Method: This study presents the first systematic evaluation of general-purpose large language models (LLMs)—specifically LLaMA-3-8B and GPT-3.5—for predicting polymer thermal properties (glass transition, melting, and decomposition temperatures). We fine-tuned both models on a dataset of 11,740 polymers using parameter-efficient fine-tuning (PEFT), hyperparameter optimization, natural-language input encoding, and molecular embedding analysis, benchmarking against Polymer Genome, polyGNN, and polyBERT.
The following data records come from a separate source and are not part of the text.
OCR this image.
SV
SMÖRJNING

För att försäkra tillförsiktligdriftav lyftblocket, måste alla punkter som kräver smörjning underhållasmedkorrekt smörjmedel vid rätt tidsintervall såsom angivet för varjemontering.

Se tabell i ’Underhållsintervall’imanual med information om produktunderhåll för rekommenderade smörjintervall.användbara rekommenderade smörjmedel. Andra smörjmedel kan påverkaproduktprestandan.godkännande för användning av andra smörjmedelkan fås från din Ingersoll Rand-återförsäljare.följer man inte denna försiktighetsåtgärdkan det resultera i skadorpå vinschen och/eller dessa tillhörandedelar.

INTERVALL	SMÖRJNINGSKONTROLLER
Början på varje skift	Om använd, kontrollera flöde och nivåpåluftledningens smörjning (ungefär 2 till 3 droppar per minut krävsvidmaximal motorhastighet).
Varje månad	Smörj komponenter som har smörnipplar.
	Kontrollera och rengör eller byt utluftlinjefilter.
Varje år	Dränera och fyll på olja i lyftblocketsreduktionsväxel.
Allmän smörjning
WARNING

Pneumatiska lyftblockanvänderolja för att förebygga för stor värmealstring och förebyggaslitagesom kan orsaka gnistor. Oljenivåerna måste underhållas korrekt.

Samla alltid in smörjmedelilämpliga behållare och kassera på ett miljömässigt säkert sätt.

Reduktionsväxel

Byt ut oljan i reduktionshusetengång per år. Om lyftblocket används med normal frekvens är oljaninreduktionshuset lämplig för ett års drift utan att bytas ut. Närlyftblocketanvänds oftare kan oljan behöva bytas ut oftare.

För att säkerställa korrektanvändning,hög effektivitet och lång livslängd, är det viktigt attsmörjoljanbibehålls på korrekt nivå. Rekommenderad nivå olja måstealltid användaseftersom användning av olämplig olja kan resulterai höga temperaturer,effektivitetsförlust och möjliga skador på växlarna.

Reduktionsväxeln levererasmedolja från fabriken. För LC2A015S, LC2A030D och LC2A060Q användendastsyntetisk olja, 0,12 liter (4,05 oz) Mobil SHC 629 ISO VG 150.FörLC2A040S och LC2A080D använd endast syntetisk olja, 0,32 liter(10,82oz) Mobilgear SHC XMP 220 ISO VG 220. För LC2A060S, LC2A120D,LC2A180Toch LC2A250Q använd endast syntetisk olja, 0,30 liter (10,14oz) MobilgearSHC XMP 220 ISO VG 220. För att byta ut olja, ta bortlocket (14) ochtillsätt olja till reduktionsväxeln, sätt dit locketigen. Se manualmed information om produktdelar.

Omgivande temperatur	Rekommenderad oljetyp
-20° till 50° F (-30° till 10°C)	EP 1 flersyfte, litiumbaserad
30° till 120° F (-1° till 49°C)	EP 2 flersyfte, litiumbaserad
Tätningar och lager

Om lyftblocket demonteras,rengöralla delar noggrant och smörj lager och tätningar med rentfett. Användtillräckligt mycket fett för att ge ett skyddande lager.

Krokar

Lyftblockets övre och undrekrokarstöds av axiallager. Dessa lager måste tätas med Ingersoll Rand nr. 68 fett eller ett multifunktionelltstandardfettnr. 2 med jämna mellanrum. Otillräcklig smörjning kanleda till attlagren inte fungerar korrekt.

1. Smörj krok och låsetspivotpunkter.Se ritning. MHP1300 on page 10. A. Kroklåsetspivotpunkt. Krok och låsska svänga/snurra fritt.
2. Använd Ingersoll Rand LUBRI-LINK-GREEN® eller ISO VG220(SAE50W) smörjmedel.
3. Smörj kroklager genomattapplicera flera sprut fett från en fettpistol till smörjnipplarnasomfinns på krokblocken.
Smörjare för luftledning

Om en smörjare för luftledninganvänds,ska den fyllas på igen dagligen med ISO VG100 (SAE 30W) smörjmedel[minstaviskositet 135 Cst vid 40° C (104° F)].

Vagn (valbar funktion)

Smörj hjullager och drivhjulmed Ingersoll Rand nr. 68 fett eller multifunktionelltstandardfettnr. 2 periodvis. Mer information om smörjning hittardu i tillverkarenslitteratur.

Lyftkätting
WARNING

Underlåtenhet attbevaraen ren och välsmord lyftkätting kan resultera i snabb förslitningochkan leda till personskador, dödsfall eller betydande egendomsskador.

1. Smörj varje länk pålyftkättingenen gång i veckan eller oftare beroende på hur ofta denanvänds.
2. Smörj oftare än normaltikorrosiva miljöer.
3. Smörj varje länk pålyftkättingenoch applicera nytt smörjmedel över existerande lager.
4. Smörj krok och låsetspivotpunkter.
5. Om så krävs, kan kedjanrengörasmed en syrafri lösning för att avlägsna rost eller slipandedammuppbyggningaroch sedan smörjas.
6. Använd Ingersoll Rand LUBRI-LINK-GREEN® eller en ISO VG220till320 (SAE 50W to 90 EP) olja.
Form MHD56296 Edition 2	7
Contribution/Results: LLaMA-3-8B achieves state-of-the-art performance among LLMs under single-task settings, attaining accuracy comparable to—but slightly below—the best traditional models; GPT-3.5 performs significantly worse. Open-source LLMs demonstrate superior tunability, yet general-purpose LLMs still struggle to capture fine-grained chemical structural details critical for precise thermal property prediction.
📝 Abstract
Machine learning has revolutionized polymer science by enabling rapid property prediction and generative design. Large language models (LLMs) offer further opportunities in polymer informatics by simplifying workflows that traditionally rely on large labeled datasets, handcrafted representations, and complex feature engineering. LLMs leverage natural language inputs through transfer learning, eliminating the need for explicit fingerprinting and streamlining training. In this study, we finetune general purpose LLMs -- open-source LLaMA-3-8B and commercial GPT-3.5 -- on a curated dataset of 11,740 entries to predict key thermal properties: glass transition, melting, and decomposition temperatures. Using parameter-efficient fine-tuning and hyperparameter optimization, we benchmark these models against traditional fingerprinting-based approaches -- Polymer Genome, polyGNN, and polyBERT -- under single-task (ST) and multi-task (MT) learning. We find that while LLM-based methods approach traditional models in performance, they generally underperform in predictive accuracy and efficiency. LLaMA-3 consistently outperforms GPT-3.5, likely due to its tunable open-source architecture. Additionally, ST learning proves more effective than MT, as LLMs struggle to capture cross-property correlations, a key strength of traditional methods. Analysis of molecular embeddings reveals limitations of general purpose LLMs in representing nuanced chemo-structural information compared to handcrafted features and domain-specific embeddings. These findings provide insight into the interplay between molecular embeddings and natural language processing, guiding LLM selection for polymer informatics.